How do you simplify `\sqrt (-81)`?

Answer 1

`sqrt(-81) = 9i`

Explanation:

The imaginary unit `i` satisfies `i^2=-1`

So we find:

`(9i)^2 = 9^2i^2 = 81 * (-1) = -81`

So `9i` is a square root of `-81`

Note that:

`(-9i)^2 = (-9)^2 i^2 = 81*(-1) = -81`

So `-9i` is also a square root of `-81`

What does `sqrt(-81)` mean?

`sqrt(-81)` denotes the principal square root of `-81`, but which is the principal one?

By convention and definition, if `n < 0` then:

`sqrt(n) = sqrt(-n)i`

So we could simply say:

`sqrt(-81) = sqrt(81)i = 9i`

Notes

Why not use `sqrt(ab) = sqrt(a)sqrt(b)` ?
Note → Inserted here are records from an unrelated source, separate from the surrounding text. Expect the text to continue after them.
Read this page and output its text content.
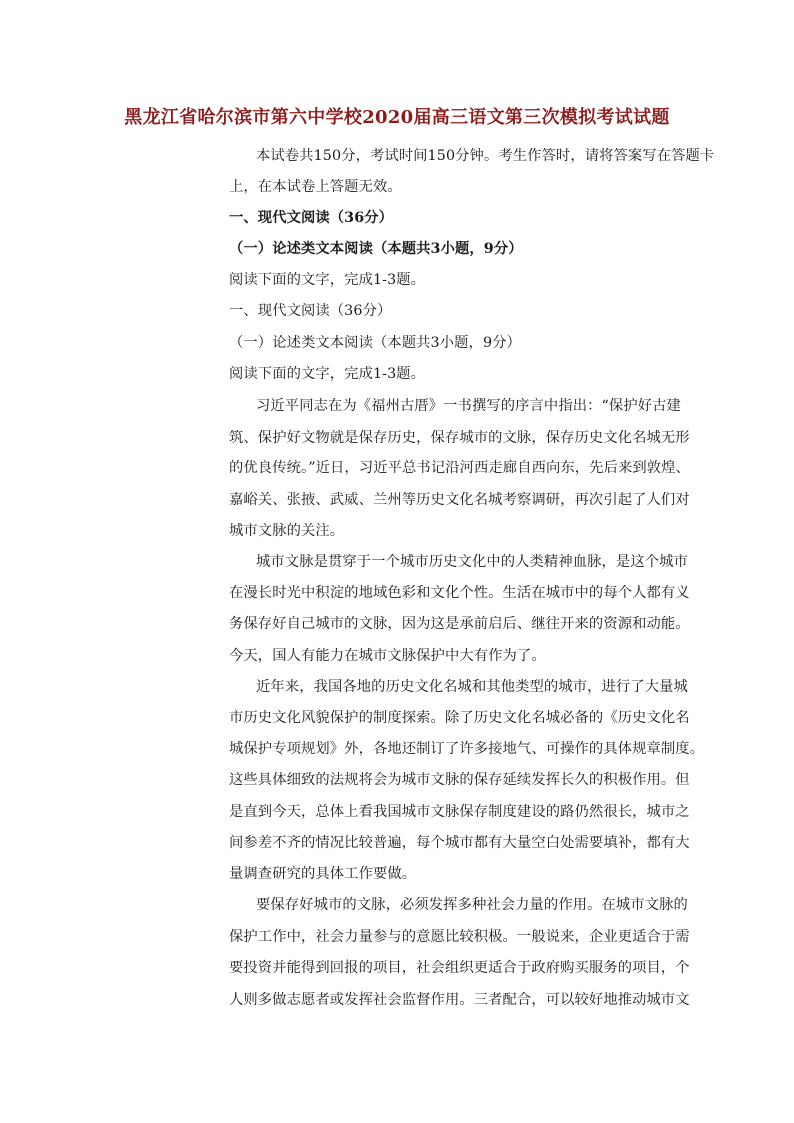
黑龙江省哈尔滨市第六中学校2020届高三语文第三次模拟考试试题
本试卷共150分，考试时间150分钟。考生作答时，请将答案写在答题卡
上，在本试卷上答题无效。
一、现代文阅读（36分）
（一）论述类文本阅读（本题共3小题，9分）
阅读下面的文字，完成1-3题。
一、现代文阅读（36分）
（一）论述类文本阅读（本题共3小题，9分）
阅读下面的文字，完成1-3题。
习近平同志在为《福州古厝》一书撰写的序言中指出：“保护好古建
筑、保护好文物就是保存历史，保存城市的文脉，保存历史文化名城无形
的优良传统。”近日，习近平总书记沿河西走廊自西向东，先后来到敦煌、
嘉峪关、张掖、武威、兰州等历史文化名城考察调研，再次引起了人们对
城市文脉的关注。
城市文脉是贯穿于一个城市历史文化中的人类精神血脉，是这个城市
在漫长时光中积淀的地域色彩和文化个性。生活在城市中的每个人都有义
务保存好自己城市的文脉，因为这是承前启后、继往开来的资源和动能。
今天，国人有能力在城市文脉保护中大有作为了。
近年来，我国各地的历史文化名城和其他类型的城市，进行了大量城
市历史文化风貌保护的制度探索。除了历史文化名城必备的《历史文化名
城保护专项规划》外，各地还制订了许多接地气、可操作的具体规章制度。
这些具体细致的法规将会为城市文脉的保存延续发挥长久的积极作用。但
是直到今天，总体上看我国城市文脉保存制度建设的路仍然很长，城市之
间参差不齐的情况比较普遍，每个城市都有大量空白处需要填补，都有大
量调查研究的具体工作要做。
要保存好城市的文脉，必须发挥多种社会力量的作用。在城市文脉的
保护工作中，社会力量参与的意愿比较积极。一般说来，企业更适合于需
要投资并能得到回报的项目，社会组织更适合于政府购买服务的项目，个
人则多做志愿者或发挥社会监督作用。三者配合，可以较好地推动城市文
Because it does not always work, especially when you are dealing with negative and/or complex values.

For example:

`1 = sqrt(1) = sqrt((-1) * (-1)) != sqrt(-1) * sqrt(-1) = -1`

It is possible to use `sqrt(ab) = sqrt(a)sqrt(b)` for real numbers `a, b` if at least one of `a` and `b` is non-negative, essentially because of the convention:

`sqrt(n) = sqrt(-n)i" "` if `n < 0`